One student blurts, "How do you change the colors?" Others in the room echo eagerly, "You can change the colors?" Their enthusiasm temporarily interrupts Stiles' lesson. "Alright," he sighs. "I'll show everyone how to change the colors."

The students' eagerness to play with colors demonstrates the fun aspect of Stiles' software, which he tries to make as visually stimulating as possible. Although he has a PhD in physiology and an MD, Stiles spends a lot of his time as a movie director, creating story boards in the lab with his colleagues, drafting "camera" moves for DReAMM to produce, debating the scenes and level of detail to include. For his high-school students, as well as for the colleagues to whom he presents his simulations at conferences, he knows that teaching is 20% content and 80% theater.

Nicholas Nystrom, director of strategic applications at PSC, acquires supercomputers for the center and keeps all programs running smoothly. Keeping the computer system on the cutting edge is a nonstop job. It's a competitive game, as NSF awards the big systems only every four years (smaller system grants are awarded more frequently). As of now, according to Top500 Computer Sites, a Web site that has been ranking the world's supercomputers since 1993, PSC's BigBen ranks a mere 46th on the list of the world's fastest computers (number one is the Department of Energy's IBM computer at Lawrence Livermore National Laboratory). Next month, the NSF will reveal whether it has approved PSC's track-one proposal, in which it asks for $200 million to acquire the hardware for a new computing system with one petaflop of processing power, which is equivalent to 1,000 teraflops or 1015 (10 quadrillion) floating point operations per second. If granted, this new computer would likely be the fastest in the world, says Nystrom.

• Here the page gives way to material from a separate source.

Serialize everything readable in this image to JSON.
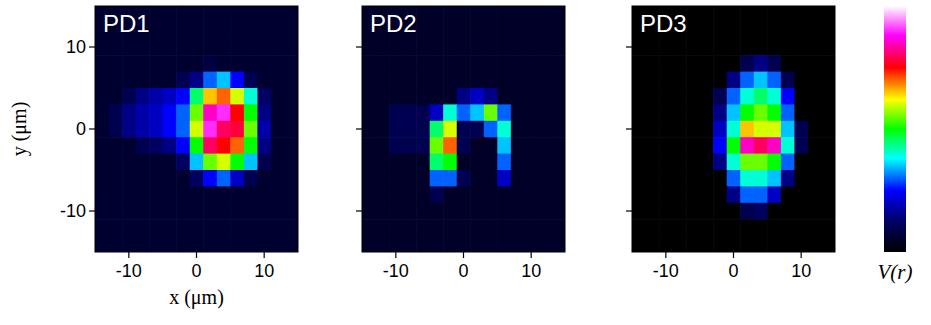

Processing power doubles every 24 months (according to Moore's law), though experts have shortened that doubling time to 18 months. In other words, all the work that goes into setting up the hardware, networking it, and getting it running, is all for naught after 18 months. As a result, researchers can never rest on their laurels or become complacent with their systems; no matter how fast or powerful, they must always be thinking about the next, even more-powerful system they'll soon need.

A supercomputer is not like the new car that proverbially loses value as soon as it leaves the lot, says Nystrom; it takes some time before he deems his system obsolete. PSC's team is constantly modifying BigBen and its network speed. Even since its installation in 2004, BigBen has been updated with dual-core technology, doubling its processing speed. By the time BigBen's demise draws near (less than three years from now), the center will get a new system and be well ahead of the curve once again, Nystrom notes.

PSC's track-one bid is competing against proposals from three other computing centers; the details of each are kept tightly guarded so competitors don't give away technology secrets. Only one group will get the grant, so PSC has also applied for a smaller amount of track-two funding. Just who will get that track-one grant remains a mystery. "We've heard every possible combination of outcomes," Nystrom says. "We wish we knew." In the meantime, the supercomputer in the Westinghouse basement continues to tick away, its red and green lights flashing in the darkness.